Day 40
Miles: 120
Mileage from start: 3,652
We slept well and dried out the tent at the hotel. The weather forecast called for heat and humidity. Come what may.
As soon as we walked out of the hotel, the heat felt like a heavy weight. Oh, well.
We started biking and slogged along all day.
We stopped twice for ice cream and contemplated a third.
At the second stop we met a guy biking from San Fransisco to Boston and chatted for a bit. He asked where we were staying that night. I said we were going to push on another 30 miles or so.
“Late night,” he said.
Yeah. We aren’t like the other bikers. I realize that each time we talk to others cross country cyclists. We bike longer, start later and eat more convenience store food than most. I honestly don’t know where these people eat in small towns if they don’t eat at gas stations. It’s all small-town middle America has for food.
Whatever. Because cyclists don’t travel in large groups (it just makes logistics harder and impairs safety), there’s less cross pollination of ideas and systems. Everyone becomes insular, and uniquely so, in how they like to do things.

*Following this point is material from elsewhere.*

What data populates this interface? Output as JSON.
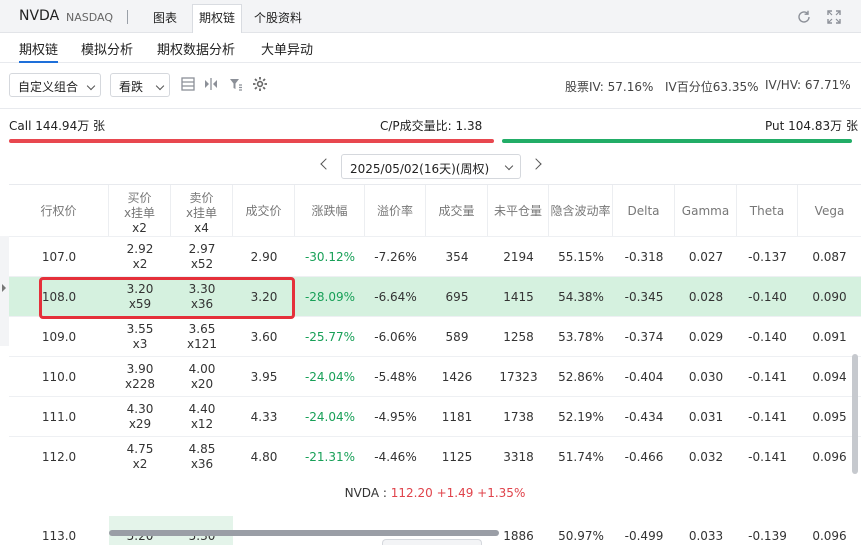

Richard says that even adding me to his systems from biking from San Diego to St. Augustine, Florida (a ride he did in 2009) has changed how he operates. (Ex. More coffee, less bread-and-cheese diet; wake up later, more sugar.)
Crash update: I crashed again. This time it was when my front wheel touched Richard’s back wheel when he told me to look left at a chair someone had put out for free. I looked left; he slowed down a bit; the wheels touched; I lost my balance.
I came down on my left butt cheek; the bike flopped left under my right leg. No exposed skin touched the pavement, so no road rash really. It was a slow-speed crash again, which is good. But I need to stop doing this.
I’ve also had two flats recently. Front and back. Both times it was glass shards I ran over. Maybe it’s getting to be time for new tires.